Dabei ist, so sollte man meinen, die Arbeit im Theater ja wie kaum eine andere öffentlich zur Schau gestellt: Wer möchte, kann sich jeden Abend ansehen, wie Spieler*innen immer aufs Neue das Publikum zum Lachen, Weinen oder Nachdenken bringen möchten. Dahinter, das weiß man irgendwie noch, steht ein Probenprozess – aber was genau passiert dort?

So unterschiedlich wie jedes Stück, jedes Ensemble und jede*r Regisseur*in ist, ist natürlich auch die Probenarbeit. Den Auftakt eines jeden Probenprozesses bildet aber immer eine Konzeptionsprobe (wie sie momentan an den Burgfestspielen gestaffelt fast jede Woche stattfinden). Dort treffen nicht nur Regisseur*in und Ensemble zum ersten Mal offiziell aufeinander, sondern auch alle anderen Beteiligten: Vertreter*innen aus dem Bühnen- und Kostümbild, der Dramaturgie, Requisite und Technik begegnen sich, häufig zum ersten Mal, um einander gegenseitig ihre Ideen vorzustellen. Zum Beispiel lernt man so anhand von Skizzen und einem kleinen Modell die Idee für das Bühnenbild kennen und auch, wie diese Idee zustande kam. Zugleich stellt auch die Regie ein erstes Konzept vor: Was findet sie spannend am Stück? Worauf wird womöglich der Fokus liegen? An welchen Spielweisen wird man sich orientieren? Diese erste Konzeptionsprobe ermöglicht es allen Beteiligten, einen Überblick über alle für das Stück werkelnden Bereiche zu erhalten und so schon mal eine Idee vom Gesamtbild zu entwickeln.

Nun kann die eigentliche Probenarbeit beginnen.

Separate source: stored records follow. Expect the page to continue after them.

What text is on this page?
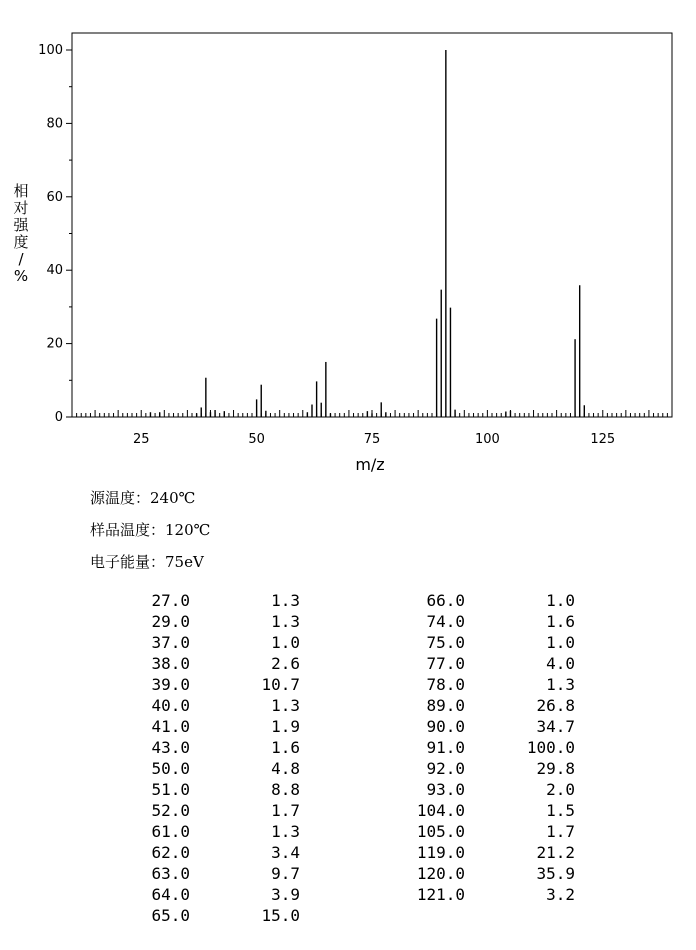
25	50	75	100	125
0
20
40
60
80
100
相
对
强
度
/
%
m/z
源温度：240℃
样品温度：120℃
电子能量：75eV
27.0	1.3	66.0	1.0
29.0	1.3	74.0	1.6
37.0	1.0	75.0	1.0
38.0	2.6	77.0	4.0
39.0	10.7	78.0	1.3
40.0	1.3	89.0	26.8
41.0	1.9	90.0	34.7
43.0	1.6	91.0	100.0
50.0	4.8	92.0	29.8
51.0	8.8	93.0	2.0
52.0	1.7	104.0	1.5
61.0	1.3	105.0	1.7
62.0	3.4	119.0	21.2
63.0	9.7	120.0	35.9
64.0	3.9	121.0	3.2
65.0	15.0
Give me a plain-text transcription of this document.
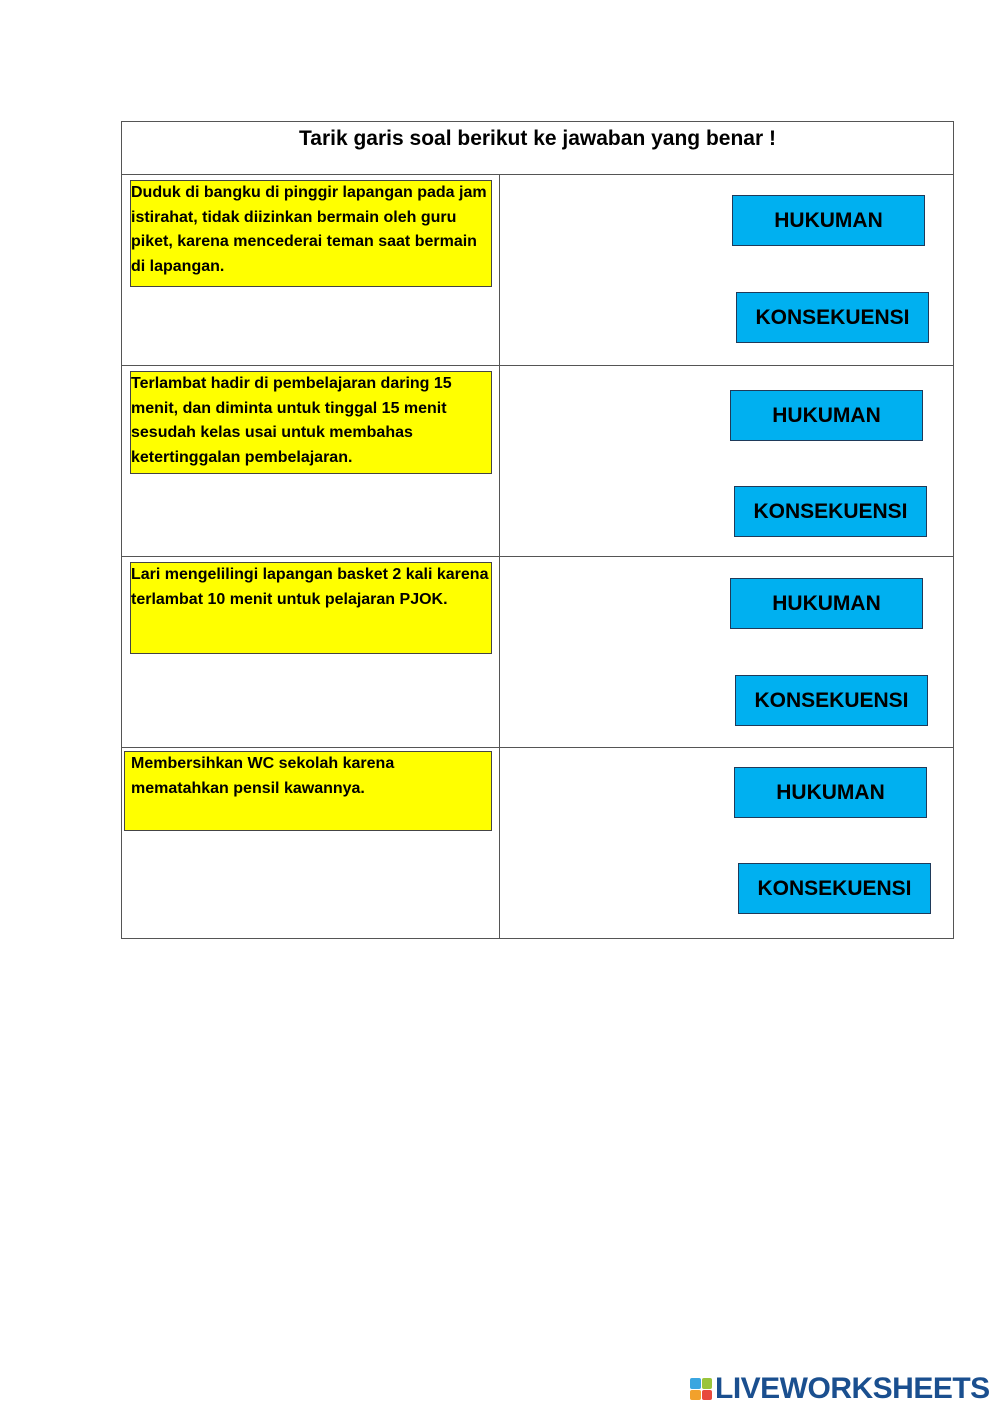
Tarik garis soal berikut ke jawaban yang benar !
Duduk di bangku di pinggir lapangan pada jam istirahat, tidak diizinkan bermain oleh guru piket, karena mencederai teman saat bermain di lapangan.
HUKUMAN
KONSEKUENSI
Terlambat hadir di pembelajaran daring 15 menit, dan diminta untuk tinggal 15 menit sesudah kelas usai untuk membahas ketertinggalan pembelajaran.
HUKUMAN
KONSEKUENSI
Lari mengelilingi lapangan basket 2 kali karena terlambat 10 menit untuk pelajaran PJOK.	HUKUMAN
KONSEKUENSI
Membersihkan WC sekolah karena mematahkan pensil kawannya.	HUKUMAN
KONSEKUENSI
LIVEWORKSHEETS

Wie bereits erwähnt, läuft diese durch die unterschiedlichen Regisseur*innen, Ensembles und Stücke natürlich so unterschiedlich ab, dass sich bis auf die Probenzeiten von 10 bis 14 Uhr und 18 bis 22 Uhr kaum eine einheitliche Beschreibung finden lässt. Die erste Probenwoche vom „Urfaust“, bei dem ich die Regieassistenz übernehme, war zum Beispiel durch viel Diskussion auf Augenhöhe (u.a. zum Textverständnis und Inhalt), Übungen zum Gruppen- und Raumgefühl und Ausprobieren szenischer Aktionen geprägt. Eine Besonderheit der Burgfestspiele ist zudem, dass die Spieler*innen in zwei Produktionen gleichzeitig mitwirken und darum nur selten zweimal am Tag für dasselbe Stück proben. Das bedeutet nicht nur dadurch eine Herausforderung, dass doppelt so viel Text zu lernen ist, sondern auch durch das tägliche Hin- und Herwechseln zwischen zwei verschiedenen Welten.

Denn nichts anderes ist ein Probenprozess – das Erkunden und Aufbauen einer ganz eigenen Welt, die zu ihren eigenen Regeln funktioniert, die es so vorher nicht gab. Ob das nun bedeutet, dass in dieser Welt in der einen Szene alle quasi knochenlos aneinander zu Boden gleiten und in der anderen starren Schrittes einander ausweichen, ob es bedeutet, dass alle Gefühle und wichtigen Gedankengänge mit einem Lied ausgedrückt werden, ob es bedeutet, dass alle Spieler*innen abgefahrene bunte Kostüme tragen – das ist mit jedem Stück unterschiedlich. Gleichzeitig ist es das, was die Proben auch so magisch macht: Sich auf die Suche nach einer Welt zu begeben, von der man noch nicht mehr weiß als den Text, der darin gesprochen wird – und wann sie auf einer Bühne stehen soll.